It’s been a long road — and there’s a long way to go — but the wheels are still turning and that’s good news indeed.
The National Oceanic and Atmospheric Administration has started the first phase of a project to renovate its mooring facility on Stedman Street, a project that will allow the NOAA research vessel Fairweather to be physically homeported in Ketchikan.
That was the original intent of federal legislation secured in 2001 by the late U.S. Sen. Ted Stevens. We won’t go into the long history here, other than to acknowledge the vast amount of work done to find a way to accomplish a NOAA homeport facility in Ketchikan after the NOAA dock was condemned as unsafe in 2008.
That effort continues to involve many people at the local, state and federal levels. A partial list of those involved includes Ketchikan Gateway Borough Mayor Rodney Dial and other borough officials; state Sen. Bert Stedman and Rep. Dan Ortiz; Sen.

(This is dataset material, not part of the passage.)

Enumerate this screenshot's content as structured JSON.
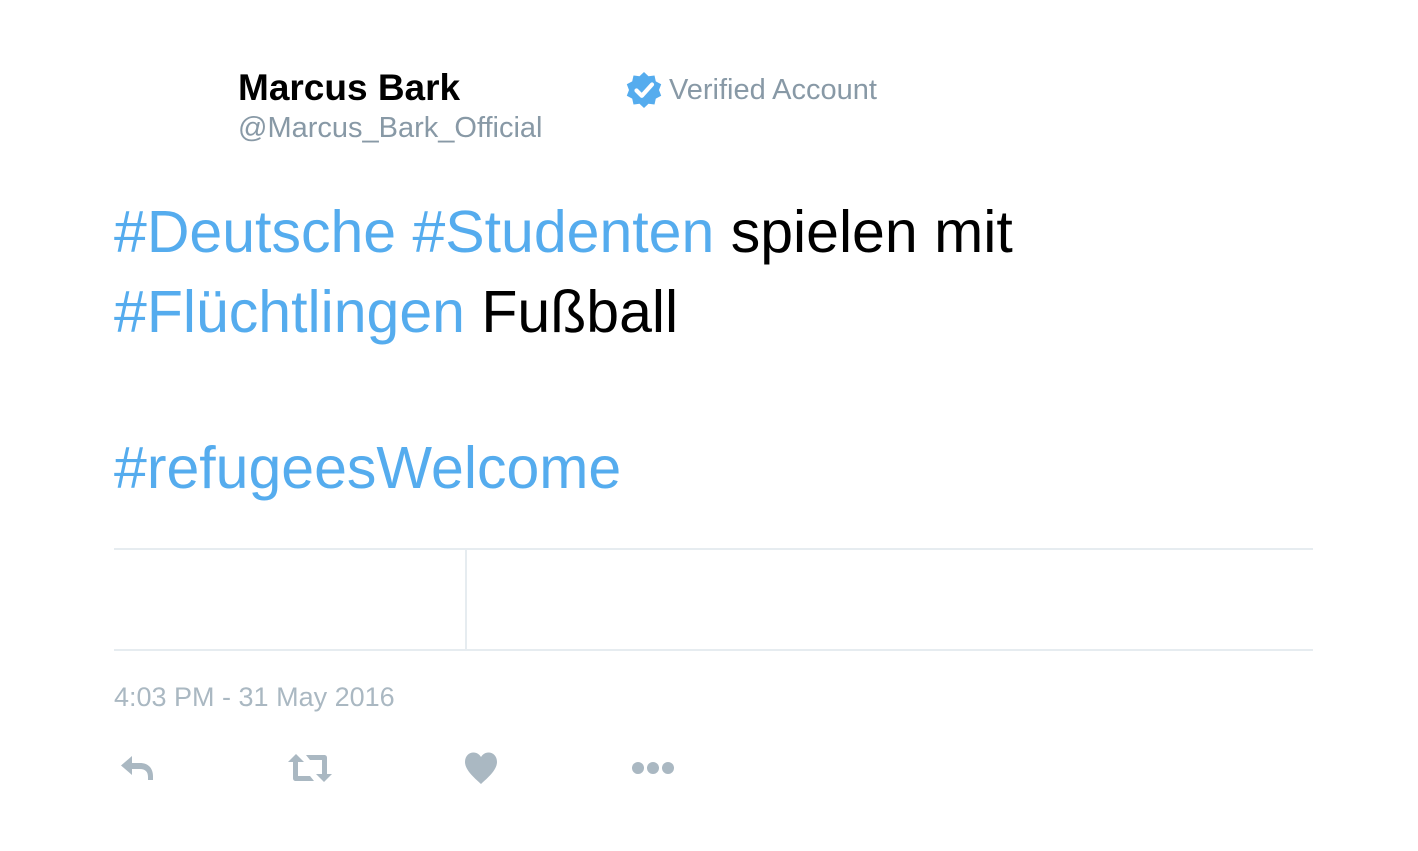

Dan Sullivan and other members of Alaska’s congressional delegation; and officials with NOAA, U.S. Department of Commerce and U.S. Coast Guard.
It’s taken much effort and a long time to reach the point where NOAA is beginning an environmental assessment and anticipates issuing a request-for-proposals to demolish the existing dock, according to information presented Saturday during a round-table event attended by local, state and federal officials at the Ted Ferry Civic Center.
More work is required — funding for a subsequent replacement dock is not yet in hand. Stedman said in a prepared statement Sunday that the “next critical step is securing funding for the new dock and prioritizing the project in the next NOAA agency budget bill,” legislation expected to be approved by Congress by Oct. 1.
Even before a new dock project is complete, Ketchikan can anticipate seeing more of the Fairweather in the near future. NOAA and the Coast Guard have signed an expanded memorandum of understanding that will allow the Fairweather to moor at Coast Guard Base Ketchikan for up to 100 days per year. A Department of Commerce official said Saturday that the Fairweather will be in Ketchikan later this year.
The First City looks forward to being a good host to the Fairweather — and other vessels from NOAA and other agencies that can make use of the facility — for many years to come.